Privacy Tools Guide

HSTS supercookies exploit the browser’s HSTS preload list (which persists locally) to encode tracking identifiers: a site sends HSTS headers that instruct the browser to remember dozens of related domains, and the pattern of which domains are recorded in HSTS creates a unique fingerprint. This persists across private browsing, cookie deletion, and even browser resets. Mitigation: regularly clear your HSTS cache (though most modern browsers reset it in private mode), use privacy extensions that block HSTS state storage, or switch to Tor Browser which isolates HSTS per-session.

How HSTS Supercookies Work

HSTS works through a header that servers send to browsers:

Strict-Transport-Security: max-age=31536000; includeSubDomains

When a browser receives this header, it records the domain in its HSTS preload list for the specified duration. The critical privacy implication: browsers store this information persistently, and the presence or absence of HSTS for a domain can encode binary information.

Encoding Data as HSTS State

Attackers can exploit this by controlling multiple subdomains, each sending different HSTS policies.
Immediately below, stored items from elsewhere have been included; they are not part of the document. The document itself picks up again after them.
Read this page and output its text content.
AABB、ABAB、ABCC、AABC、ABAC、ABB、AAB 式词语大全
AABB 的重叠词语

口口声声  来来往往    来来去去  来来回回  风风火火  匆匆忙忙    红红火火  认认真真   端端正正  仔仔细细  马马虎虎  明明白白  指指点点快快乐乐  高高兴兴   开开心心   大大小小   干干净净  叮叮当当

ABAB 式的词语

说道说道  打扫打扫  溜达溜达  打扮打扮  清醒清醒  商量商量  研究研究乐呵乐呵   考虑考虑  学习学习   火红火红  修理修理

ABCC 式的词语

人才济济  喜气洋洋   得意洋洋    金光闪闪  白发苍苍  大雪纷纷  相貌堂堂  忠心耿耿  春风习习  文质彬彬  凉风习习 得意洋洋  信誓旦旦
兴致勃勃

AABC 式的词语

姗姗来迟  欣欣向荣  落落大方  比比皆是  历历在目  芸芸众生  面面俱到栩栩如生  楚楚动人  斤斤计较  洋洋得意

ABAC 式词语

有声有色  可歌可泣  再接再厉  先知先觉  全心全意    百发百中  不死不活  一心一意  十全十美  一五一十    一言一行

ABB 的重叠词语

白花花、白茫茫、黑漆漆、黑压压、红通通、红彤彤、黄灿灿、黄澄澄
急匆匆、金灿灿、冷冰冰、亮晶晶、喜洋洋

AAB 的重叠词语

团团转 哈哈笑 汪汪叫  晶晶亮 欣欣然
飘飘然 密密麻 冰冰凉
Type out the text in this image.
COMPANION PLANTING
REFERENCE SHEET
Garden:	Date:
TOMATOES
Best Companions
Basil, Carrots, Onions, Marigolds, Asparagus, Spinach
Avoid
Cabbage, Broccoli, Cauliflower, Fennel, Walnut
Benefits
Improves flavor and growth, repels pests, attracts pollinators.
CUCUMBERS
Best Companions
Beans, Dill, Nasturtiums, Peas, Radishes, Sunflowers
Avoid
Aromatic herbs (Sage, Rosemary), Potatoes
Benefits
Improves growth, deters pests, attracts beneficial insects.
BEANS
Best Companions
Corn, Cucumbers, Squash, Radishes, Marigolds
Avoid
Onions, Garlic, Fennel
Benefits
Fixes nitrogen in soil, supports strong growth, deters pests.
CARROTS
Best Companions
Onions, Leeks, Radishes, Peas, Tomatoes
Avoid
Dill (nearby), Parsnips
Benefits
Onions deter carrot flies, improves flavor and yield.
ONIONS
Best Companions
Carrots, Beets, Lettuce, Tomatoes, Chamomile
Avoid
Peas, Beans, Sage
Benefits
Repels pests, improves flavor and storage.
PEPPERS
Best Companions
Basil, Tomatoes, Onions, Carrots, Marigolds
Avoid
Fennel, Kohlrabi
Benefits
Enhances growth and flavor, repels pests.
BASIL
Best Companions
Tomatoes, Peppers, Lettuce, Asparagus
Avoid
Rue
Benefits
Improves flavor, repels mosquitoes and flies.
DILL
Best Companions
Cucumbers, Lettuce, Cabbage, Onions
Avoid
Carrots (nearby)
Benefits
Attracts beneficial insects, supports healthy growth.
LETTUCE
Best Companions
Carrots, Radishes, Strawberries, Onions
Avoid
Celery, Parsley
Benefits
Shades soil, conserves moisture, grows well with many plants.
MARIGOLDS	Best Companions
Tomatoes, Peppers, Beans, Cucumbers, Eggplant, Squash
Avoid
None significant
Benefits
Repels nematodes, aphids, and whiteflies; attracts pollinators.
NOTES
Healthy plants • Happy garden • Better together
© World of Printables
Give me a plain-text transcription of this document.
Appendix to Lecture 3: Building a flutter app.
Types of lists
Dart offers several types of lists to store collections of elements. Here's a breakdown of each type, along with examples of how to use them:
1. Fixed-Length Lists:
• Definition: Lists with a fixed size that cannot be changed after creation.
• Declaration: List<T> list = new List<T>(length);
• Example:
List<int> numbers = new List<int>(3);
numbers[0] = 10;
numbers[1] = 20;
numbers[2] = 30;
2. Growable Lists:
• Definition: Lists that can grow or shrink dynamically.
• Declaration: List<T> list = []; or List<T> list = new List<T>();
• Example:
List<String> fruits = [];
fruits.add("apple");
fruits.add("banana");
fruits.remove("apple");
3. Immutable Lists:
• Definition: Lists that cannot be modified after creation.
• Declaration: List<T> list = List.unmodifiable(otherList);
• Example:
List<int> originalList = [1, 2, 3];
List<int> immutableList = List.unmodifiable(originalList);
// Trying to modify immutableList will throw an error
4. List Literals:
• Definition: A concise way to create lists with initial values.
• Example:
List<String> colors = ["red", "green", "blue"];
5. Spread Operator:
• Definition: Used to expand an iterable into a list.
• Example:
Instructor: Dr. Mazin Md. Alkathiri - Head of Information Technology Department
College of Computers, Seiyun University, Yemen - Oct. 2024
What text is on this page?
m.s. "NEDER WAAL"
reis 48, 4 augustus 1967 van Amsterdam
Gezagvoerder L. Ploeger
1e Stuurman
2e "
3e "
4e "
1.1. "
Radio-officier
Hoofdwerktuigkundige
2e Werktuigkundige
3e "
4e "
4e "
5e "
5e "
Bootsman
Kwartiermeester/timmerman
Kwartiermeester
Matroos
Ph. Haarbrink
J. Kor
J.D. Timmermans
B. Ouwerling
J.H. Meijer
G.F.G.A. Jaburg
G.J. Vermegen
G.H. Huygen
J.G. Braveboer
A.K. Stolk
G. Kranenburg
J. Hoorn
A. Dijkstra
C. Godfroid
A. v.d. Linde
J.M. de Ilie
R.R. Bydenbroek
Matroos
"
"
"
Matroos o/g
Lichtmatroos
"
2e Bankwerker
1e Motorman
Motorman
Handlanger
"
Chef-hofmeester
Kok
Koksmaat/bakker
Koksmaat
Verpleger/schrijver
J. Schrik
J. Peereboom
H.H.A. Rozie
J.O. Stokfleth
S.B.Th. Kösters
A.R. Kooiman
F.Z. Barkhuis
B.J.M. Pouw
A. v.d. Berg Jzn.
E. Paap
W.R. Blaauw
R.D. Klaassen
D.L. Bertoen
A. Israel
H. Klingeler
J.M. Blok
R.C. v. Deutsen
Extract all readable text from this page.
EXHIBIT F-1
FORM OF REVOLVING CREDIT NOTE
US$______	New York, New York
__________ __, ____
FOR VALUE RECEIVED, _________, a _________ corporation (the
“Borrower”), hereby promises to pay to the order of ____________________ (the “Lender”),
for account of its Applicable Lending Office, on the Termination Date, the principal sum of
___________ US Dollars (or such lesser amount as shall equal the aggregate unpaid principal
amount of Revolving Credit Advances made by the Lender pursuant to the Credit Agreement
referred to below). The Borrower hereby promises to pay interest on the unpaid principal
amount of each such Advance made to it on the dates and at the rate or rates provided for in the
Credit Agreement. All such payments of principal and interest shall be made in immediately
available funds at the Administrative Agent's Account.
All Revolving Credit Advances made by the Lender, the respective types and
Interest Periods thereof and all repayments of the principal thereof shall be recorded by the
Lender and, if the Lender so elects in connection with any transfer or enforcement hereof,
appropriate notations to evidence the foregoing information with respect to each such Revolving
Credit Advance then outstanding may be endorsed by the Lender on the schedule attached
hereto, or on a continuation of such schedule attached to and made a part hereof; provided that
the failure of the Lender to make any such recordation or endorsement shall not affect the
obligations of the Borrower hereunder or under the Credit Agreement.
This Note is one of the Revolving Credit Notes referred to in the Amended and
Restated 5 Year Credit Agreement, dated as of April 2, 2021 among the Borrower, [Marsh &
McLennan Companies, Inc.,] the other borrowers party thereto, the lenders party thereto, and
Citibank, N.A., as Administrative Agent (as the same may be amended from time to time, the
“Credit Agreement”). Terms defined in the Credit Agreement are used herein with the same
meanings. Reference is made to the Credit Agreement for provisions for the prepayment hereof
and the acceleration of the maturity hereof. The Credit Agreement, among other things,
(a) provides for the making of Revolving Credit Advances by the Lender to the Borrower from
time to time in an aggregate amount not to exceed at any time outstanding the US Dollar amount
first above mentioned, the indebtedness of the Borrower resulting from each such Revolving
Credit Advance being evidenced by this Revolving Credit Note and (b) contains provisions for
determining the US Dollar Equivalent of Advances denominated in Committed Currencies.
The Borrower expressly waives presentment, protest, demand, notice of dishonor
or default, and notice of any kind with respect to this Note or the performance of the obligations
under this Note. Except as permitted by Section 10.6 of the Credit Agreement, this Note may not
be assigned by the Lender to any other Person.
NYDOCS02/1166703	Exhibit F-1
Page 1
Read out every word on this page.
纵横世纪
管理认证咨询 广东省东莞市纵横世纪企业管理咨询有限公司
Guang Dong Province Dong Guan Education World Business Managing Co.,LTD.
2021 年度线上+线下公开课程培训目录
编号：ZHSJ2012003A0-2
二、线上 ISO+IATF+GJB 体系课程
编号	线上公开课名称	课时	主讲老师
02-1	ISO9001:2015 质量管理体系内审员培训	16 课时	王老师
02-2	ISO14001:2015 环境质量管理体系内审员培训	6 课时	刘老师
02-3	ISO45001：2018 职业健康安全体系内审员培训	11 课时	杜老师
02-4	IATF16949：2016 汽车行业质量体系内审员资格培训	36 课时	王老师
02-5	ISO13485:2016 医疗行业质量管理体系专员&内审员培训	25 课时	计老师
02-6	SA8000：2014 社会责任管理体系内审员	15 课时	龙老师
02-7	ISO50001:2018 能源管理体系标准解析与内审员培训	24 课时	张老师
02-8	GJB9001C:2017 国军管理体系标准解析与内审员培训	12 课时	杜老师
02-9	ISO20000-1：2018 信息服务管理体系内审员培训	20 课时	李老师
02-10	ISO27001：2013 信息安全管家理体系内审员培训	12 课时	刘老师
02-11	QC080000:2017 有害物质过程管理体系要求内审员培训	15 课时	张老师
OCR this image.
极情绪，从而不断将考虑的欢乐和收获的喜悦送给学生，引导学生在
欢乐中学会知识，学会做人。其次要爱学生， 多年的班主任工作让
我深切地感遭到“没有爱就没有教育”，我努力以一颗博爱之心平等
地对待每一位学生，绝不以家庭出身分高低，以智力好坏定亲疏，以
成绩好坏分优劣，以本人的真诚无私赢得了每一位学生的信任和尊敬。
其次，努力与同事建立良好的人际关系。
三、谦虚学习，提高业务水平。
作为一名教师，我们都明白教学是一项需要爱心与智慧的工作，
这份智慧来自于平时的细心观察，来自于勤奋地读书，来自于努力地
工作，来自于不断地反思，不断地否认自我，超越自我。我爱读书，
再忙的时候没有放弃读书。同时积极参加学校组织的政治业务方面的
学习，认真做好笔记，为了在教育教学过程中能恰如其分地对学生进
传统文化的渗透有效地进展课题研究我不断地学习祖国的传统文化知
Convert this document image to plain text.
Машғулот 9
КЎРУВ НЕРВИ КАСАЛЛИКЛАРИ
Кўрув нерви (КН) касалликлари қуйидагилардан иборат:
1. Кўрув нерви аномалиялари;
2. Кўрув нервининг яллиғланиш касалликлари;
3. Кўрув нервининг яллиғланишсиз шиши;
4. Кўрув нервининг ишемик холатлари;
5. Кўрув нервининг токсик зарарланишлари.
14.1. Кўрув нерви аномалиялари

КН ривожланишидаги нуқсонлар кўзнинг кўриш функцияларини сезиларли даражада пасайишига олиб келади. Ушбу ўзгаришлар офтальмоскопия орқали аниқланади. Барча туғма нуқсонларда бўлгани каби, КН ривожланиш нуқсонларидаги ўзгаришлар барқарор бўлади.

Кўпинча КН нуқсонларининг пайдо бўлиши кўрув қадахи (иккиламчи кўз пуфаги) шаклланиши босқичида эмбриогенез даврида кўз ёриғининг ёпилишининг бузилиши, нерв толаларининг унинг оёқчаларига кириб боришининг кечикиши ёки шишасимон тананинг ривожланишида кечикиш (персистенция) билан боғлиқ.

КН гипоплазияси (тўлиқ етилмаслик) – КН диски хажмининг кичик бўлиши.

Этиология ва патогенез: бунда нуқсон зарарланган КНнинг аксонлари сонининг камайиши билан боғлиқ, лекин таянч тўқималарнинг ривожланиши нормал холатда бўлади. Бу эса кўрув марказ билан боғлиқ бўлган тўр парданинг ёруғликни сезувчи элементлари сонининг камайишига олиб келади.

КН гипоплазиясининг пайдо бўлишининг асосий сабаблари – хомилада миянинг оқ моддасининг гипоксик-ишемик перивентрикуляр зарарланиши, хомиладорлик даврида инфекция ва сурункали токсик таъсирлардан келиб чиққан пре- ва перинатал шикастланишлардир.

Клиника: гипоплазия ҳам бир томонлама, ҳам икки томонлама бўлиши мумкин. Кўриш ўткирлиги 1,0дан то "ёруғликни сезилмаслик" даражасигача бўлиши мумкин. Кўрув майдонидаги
A tracker sets HSTS on some subdomains while leaving others unset. When the user visits an identifier page, the tracker queries these subdomains and observes whether the browser attempts HTTPS connections (indicating HSTS is active) or falls back to HTTP.

This creates a binary encoding system:

With enough subdomains, you can encode unique identifiers. A 32-subdomain setup provides over 4 billion unique combinations—enough to track users indefinitely without traditional cookies.

Practical Example

Consider a tracker controlling these subdomains:

track-0.example.com
track-1.example.com
track-2.example.com
...
track-31.example.com

The tracker encodes a 32-bit user ID by setting HSTS headers selectively:

// Server-side code (Node.js) demonstrating the encoding
function setHSTSForUserId(userId) {
  const subdomains = [];
  for (let i = 0; i < 32; i++) {
    const bit = (userId >> i) & 1;
    if (bit === 1) {
      subdomains.push(`Strict-Transport-Security: max-age=31536000; includeSubDomains`);
    }
  }
  return subdomains;
}

// On first visit, set HSTS based on user ID
app.get('/init', (req, res) => {
  const userId = generateUniqueId(); // 32-bit identifier
  res.set('Strict-Transport-Security', `max-age=31536000; includeSubDomains`);
  // Redirect through each subdomain to set HSTS state
  res.redirect(`/setup?id=${userId}`);
});

The browser then remembers these HSTS settings for up to one year.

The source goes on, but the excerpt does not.